We shop in browser windows, we read the news in browser windows, we sign up for this or that, and even bank online– all done mostly in browser windows. Apple changed all that with the iPhone.
Here’s how I figured out exactly why Google really, truly, deeply hates Apple.
Among browsers, the pecking order differs on Mac vs. Windows PCs. On Windows, it’s usually Internet Explorer, Google Chrome, Mozilla Firefox, then Opera.
On the Mac, there’s no Internet Explorer any more, so the order usually is Apple’s Safari, Google’s Chrome, Mozilla Firefox, then Opera. Last again. But it’s Opera’s latest version which got me to thinking about our browsing habits, and why Google hates Apple.
Opera never makes the top three browsers used, Mac or Windows. But Opera is a very capable, fast, and feature laden web browser. It’s cross platform, has unique features and speed, even on slow network connections. There’s built-in fraud and malware protection. Bookmarks are easier to manage than in Safari.
I used the latest version of Opera to do my web browsing for a few days and I admit the experience was pleasant, despite a few quirks (old habits are hard to break). Then it struck me.
I thought, ‘Why would anyone need another browser beyond Safari, Chrome, or Firefox?‘ Then I thought, ‘Why bother with a browser when apps will do the job?‘ Now, that’s not true in every case on the Mac or PC desktop. Browsers still rule. Which means Google’s search engine rules. Which means most of Google’s revenue and profits come from using a browser.

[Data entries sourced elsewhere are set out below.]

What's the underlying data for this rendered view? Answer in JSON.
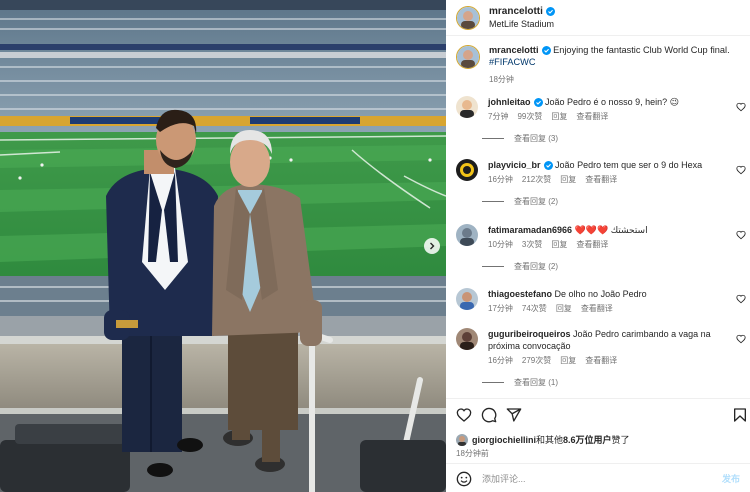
{
  "post": {
    "username": "mrancelotti",
    "location": "MetLife Stadium",
    "caption_text": "Enjoying the fantastic Club World Cup final.",
    "hashtag": "#FIFACWC",
    "time_ago": "18分钟"
  },
  "comments": [
    {
      "username": "johnleitao",
      "verified": true,
      "text": "João Pedro é o nosso 9, hein? 😉",
      "time": "7分钟",
      "likes": "99次赞",
      "reply": "回复",
      "translate": "查看翻译",
      "view_replies": "查看回复 (3)",
      "avatar_color": "#e8b98f"
    },
    {
      "username": "playvicio_br",
      "verified": true,
      "text": "João Pedro tem que ser o 9 do Hexa",
      "time": "16分钟",
      "likes": "212次赞",
      "reply": "回复",
      "translate": "查看翻译",
      "view_replies": "查看回复 (2)",
      "avatar_color": "#1d1d1d"
    },
    {
      "username": "fatimaramadan6966",
      "verified": false,
      "text": "❤️❤️❤️ استحشتك",
      "time": "10分钟",
      "likes": "3次赞",
      "reply": "回复",
      "translate": "查看翻译",
      "view_replies": "查看回复 (2)",
      "avatar_color": "#6c7b8b"
    },
    {
      "username": "thiagoestefano",
      "verified": false,
      "text": "De olho no João Pedro",
      "time": "17分钟",
      "likes": "74次赞",
      "reply": "回复",
      "translate": "查看翻译",
      "view_replies": "",
      "avatar_color": "#8d6e63"
    },
    {
      "username": "guguribeiroqueiros",
      "verified": false,
      "text": "João Pedro carimbando a vaga na próxima convocação",
      "time": "16分钟",
      "likes": "279次赞",
      "reply": "回复",
      "translate": "查看翻译",
      "view_replies": "查看回复 (1)",
      "avatar_color": "#5d4037"
    }
  ],
  "likes_line": {
    "user": "giorgiochiellini",
    "middle": "和其他",
    "count": "8.6万位用户",
    "suffix": "赞了"
  },
  "post_time": "18分钟前",
  "composer": {
    "placeholder": "添加评论...",
    "post_label": "发布"
  },
  "icons": {
    "like": "heart-icon",
    "comment": "comment-icon",
    "share": "share-icon",
    "save": "bookmark-icon",
    "emoji": "emoji-icon",
    "verified": "verified-badge-icon",
    "next": "chevron-right-icon"
  },
  "colors": {
    "verified": "#0095f6",
    "hashtag": "#00376b",
    "muted": "#737373",
    "post_button_disabled": "#b2dffc"
  }
}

On iPhone and iPad the world is entirely different. Browsers don’t rule at all. In fact, they’re mostly an afterthought. Apps rule. For mobile devices, what we used to use a browser to do– search and view sites– we use apps to do.
Whether news, banking, searching for restaurants, checking out product specifications or doing any of what we mostly do on a Mac browser– we do on apps on iPhone and iPad, and Android OS-based smartphones and tablets are no different (except there, usage is much, much less than on Apple devices).
Apps on mobile devices marginalize Google’s main source of revenue. Here’s a theory of mine.
The iPhone’s iconic design surprised the Android engineers at Google. Google would still have ruled search on the web with Chrome for iPhone had Apple stuck to the script and allowed native apps only from Apple.
Instead, Steve Jobs caved in to pressure from his executive team, and a year later apps and the iTunes App Store appeared, and Google was very unhappy. Why? Apps negate the need for Google’s bread and butter search business.
Giving Android OS away to cell phone manufacturers was Google’s way of leveling the playing field. Years later, Google still struggles to make money on mobile devices while Apple takes home 75-percent of the industry’s profits.
Can you imagine how powerful Apple would be in mobile had Google not given away Android?